14) The Committee should be restructured periodically in order to include new members of the Faculty.
15) The Committee on Afro-American Studies should immediately appoint a personnel committee to seek faculty members as outlined in paragraphs 2, 3, and 6. This personnel committee should be composed of an equal number of faculty and student members, in recognition of the students' high degree of interest, knowledge, and competence in this emerging, and in some ways unique, field of study. Student members should be selected by arrangement with the Ad Hoc Committee of Black Students and in consultation with other interested student groups.
16) It is hoped that the Committee on Afro-American Studies will add to its membership, at the discretion of the Committee and for certain particular purposes, student members as well as visiting faculty.
17) A central point of the Committee's work should be the establishment of a Center or Institute for Afro-American Studies. The purpose of this institution would be to provide intellectual leadership, a physical locale, and sufficient material resources for consideration of all aspects of the Afro-American experience. In addition, the Center should have funds to provide fellowships and research assistance particularly for men and women connected with predominantly black colleges, universities, and other institutions. The Center should, like the Institute of Politics, have a student advisory board.
Immediate Action
AFRO-AMERICAN and African Studies are two very different fields. The former is a new field and for the immediate future will remain primarily concerned with issues of definition, content, and expansion. By contrast, African Studies is an established field within general regional studies, and it should surprise no one that Harvard has a long and distinguished history in this branch of learning. In fact, in the years 1910 to 1915 Harvard pioneered African Studies in the United States; furthermore the University has remained a very active participant since that time.
These points deserve to be stressed because there is an impression that Harvard has somehow slighted African Studies. We did not find this to be the case, and in order to provide the necessary background, begin our assessment of the field with a brief historical review. As will be shown later, despite many years of activity, some problems remain. Therefore, certain recommendations will be made to improve the existing situation.
Although we fully agree with the need for stabilization and careful expansion, we also believe that this can be achieved without a separate African Studies Program. African Studies at Harvard--unlike Afro-American Studies--has had the advantage of satisfactory and congenial growth within established disciplines. It would be foolish to give up these advantages now, especially since stabilization and expansion can be achieved in other ways.

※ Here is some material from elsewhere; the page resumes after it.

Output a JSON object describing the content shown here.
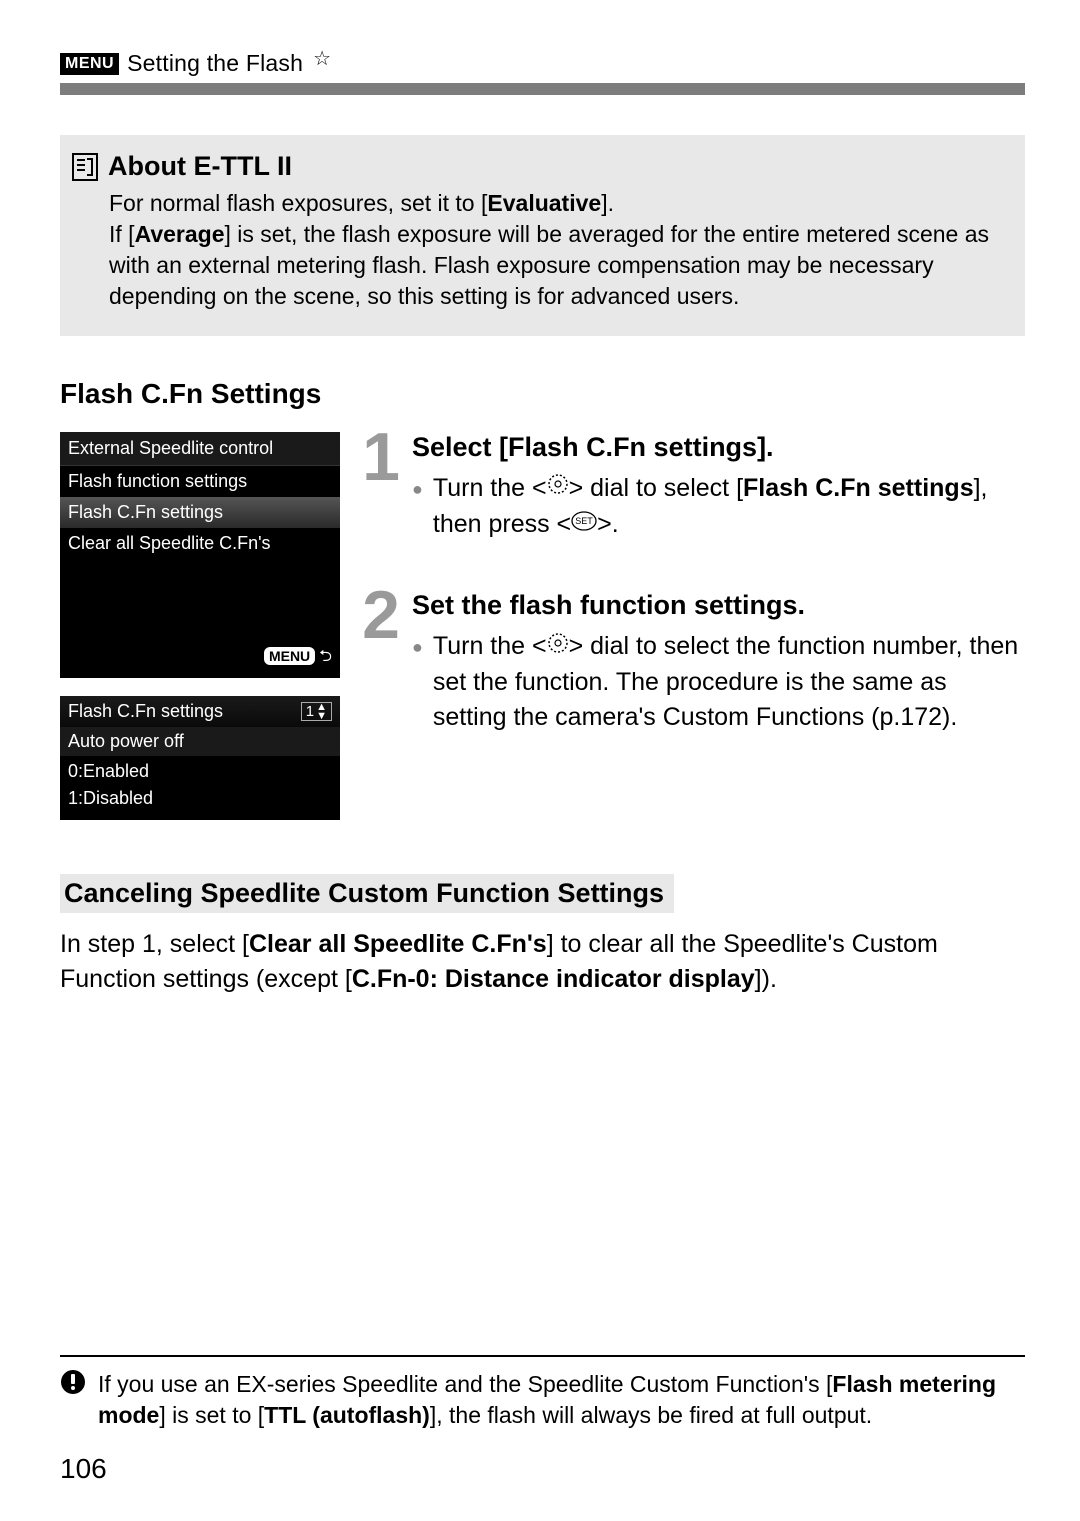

1) We recommend the establishment of a co-ordinating Committee on African Studies. The Committee should be chosen from Departments presently involved in aspects of African Studies. Student representation on the Committee is also recommended; these should be selected by the two branches of the undergraduate constituency concerned with African Studies.
2) The Committee on African Studies should be authorized to oversee the future increase and stabilization of courses in African Studies, with special emphasis on contemporary African society, culture, and politics.
3) Though the Committee on African Studies should work out its own methods for realizing the mandate invested in it by the Faculty, the following lines of action are offered as suggestions:
a. The Committee on African Studies should encourage and otherwise influence Departments like Government, Economics, History, Social Relations, Anthropology, Linguistics, Comparative Literature and Fine Arts to appoint members who specialize in African Studies.
b. The Committee should encourage Departments to persuade members with some interest in African materials to cultivate such interests, thereby increasing the number of teaching faculty members seriously concerned with Africa.
c. The Committee should avail itself of the opportunity provided by the Committee on General Education for expanding courses in African Studies.